4. Viking drinking bowls
Viking ceremonial drinking bowl The pattern of this ceremonial drinking bowl--brightly painted and carved with...Posted by Confessions of Crafty Witches on Tuesday, 19 March 2013
Sure, there are Viking drinking horns and jewelry, but there are other Viking-themed souvenirs, as well. And if you are willing to splurge a little extra while out and about in a new country, go for the vintage drinking bowls. These can be found at galleries or vintage shops. These bowls are usually shaped like ships that feature carved dragons on either end. While shopping for souvenirs, make sure not to go for the ones that have horns on the helmets, because they are inaccurately designed.
5. Reindeer sausage
This souvenir works well for all the meat lovers out there. Reindeer sausage is a traditional Norwegian dish. It has a gamy taste and you can either try it at the restaurants, cook it at home during the holidays, or even organize a BBQ session. If you are planning to bring some reindeer sausages home with you, make sure they are allowed at airports and also check if they are cured and packaged properly.
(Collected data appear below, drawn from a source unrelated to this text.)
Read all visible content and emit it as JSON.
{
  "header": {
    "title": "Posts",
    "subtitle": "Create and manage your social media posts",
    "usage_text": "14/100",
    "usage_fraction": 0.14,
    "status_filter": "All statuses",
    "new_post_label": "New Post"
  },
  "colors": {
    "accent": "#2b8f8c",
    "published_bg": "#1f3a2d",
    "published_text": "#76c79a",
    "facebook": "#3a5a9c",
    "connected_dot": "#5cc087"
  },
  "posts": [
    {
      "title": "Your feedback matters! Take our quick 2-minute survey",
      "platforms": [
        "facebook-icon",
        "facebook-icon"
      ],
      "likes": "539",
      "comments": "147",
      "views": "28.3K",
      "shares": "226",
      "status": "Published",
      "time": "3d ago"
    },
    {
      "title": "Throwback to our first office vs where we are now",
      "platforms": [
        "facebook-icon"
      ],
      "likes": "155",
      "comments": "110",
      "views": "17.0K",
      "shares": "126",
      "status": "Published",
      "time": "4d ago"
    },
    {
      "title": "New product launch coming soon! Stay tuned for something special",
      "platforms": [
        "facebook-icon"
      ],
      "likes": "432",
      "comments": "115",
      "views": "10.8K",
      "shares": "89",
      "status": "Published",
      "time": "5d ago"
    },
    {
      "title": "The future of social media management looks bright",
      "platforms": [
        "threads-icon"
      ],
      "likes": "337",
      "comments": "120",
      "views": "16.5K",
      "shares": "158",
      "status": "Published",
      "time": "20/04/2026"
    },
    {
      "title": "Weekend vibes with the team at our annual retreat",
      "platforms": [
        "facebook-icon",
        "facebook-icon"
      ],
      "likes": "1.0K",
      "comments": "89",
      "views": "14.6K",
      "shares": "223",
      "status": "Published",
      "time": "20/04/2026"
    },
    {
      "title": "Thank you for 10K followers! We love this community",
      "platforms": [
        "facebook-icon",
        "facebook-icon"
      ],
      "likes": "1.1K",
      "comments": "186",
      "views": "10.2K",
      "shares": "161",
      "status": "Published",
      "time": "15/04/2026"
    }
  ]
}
6. Rosemaling-designed items
If you know someone who loves arts and crafts or if you are an artist yourself, then getting anything with rosemaling should be on your list. A decorative folk painting from the 1750s, these feature European art styles of Rococo and Baroque, among others. After 300 years, the technique of rosemaling has recently become popular with several artists in Norway. Some of the usual rosemaling-designed objects include cups, vases, bags, and many more.
7. Solje jewelry
Bunad, a traditional Norwegian dress, is not complete without some traditional ornaments: solje pins and brooches. These items are vintage and are found in most street markets such as Vestkanttorvet. And if you are thinking that wearing the traditional Norwegian costume is a little too ‘out there’, then wearing just the solje jewelry will make it look like you have had a recent trip to Norway.
8. Brunost (Norwegian brown cheese)
If you aren’t from Norway or don’t live there, you might not hear of this amazingly unique cheese. Known as the “brown cheese”, this tasty souvenir will be a real treat for your family or friends, especially those who live for food. Although it is called cheese, it technically isn’t. It is made from goat’s milk whey. In the process of production, the water is boiled with sugar and that gives it a sweet caramel flavor, so it will be unlike any other cheese you’ve tasted before.
9. Cloudberry jam
There are blueberries, there are strawberries, but have you heard of cloudberries? One of the rarest forms of berries that most Norwegians know about, cloudberries are found mostly in the wild. The tart fruit that looks like raspberries turns orange when ripe and can be made into jam. This jam is also used in the making of the Norwegian dessert called multekrem, which is prepared by mixing sugar and whipped cream. The cloudberry jam can be found in most supermarkets in the country.
10. Viking Drinking Horn
One of the most touristy - and well-known - souvenirs from this list is the Viking drinking horn. Also a renowned historical souvenir, look for a drinking horn that is both stylish and elegant and can be put down easily the moment you’re done drinking from it. Many kinds of Viking drinking horns can be found at the Viking Ship Museum and also at the annual Medieval Festival and Viking Festival in Oslo. While collecting these horns, you can also look into purchasing some of the most beautiful Viking-style necklaces that are said to be donned by the god of thunder, Thor.
Bring home some of Norway
After reading this article, you hopefully have an idea of what kind of souvenirs you want to bring back from your trip to Norway. You can go for the quirky ones or the traditional ones - either way, you will definitely find something that will catch your eye.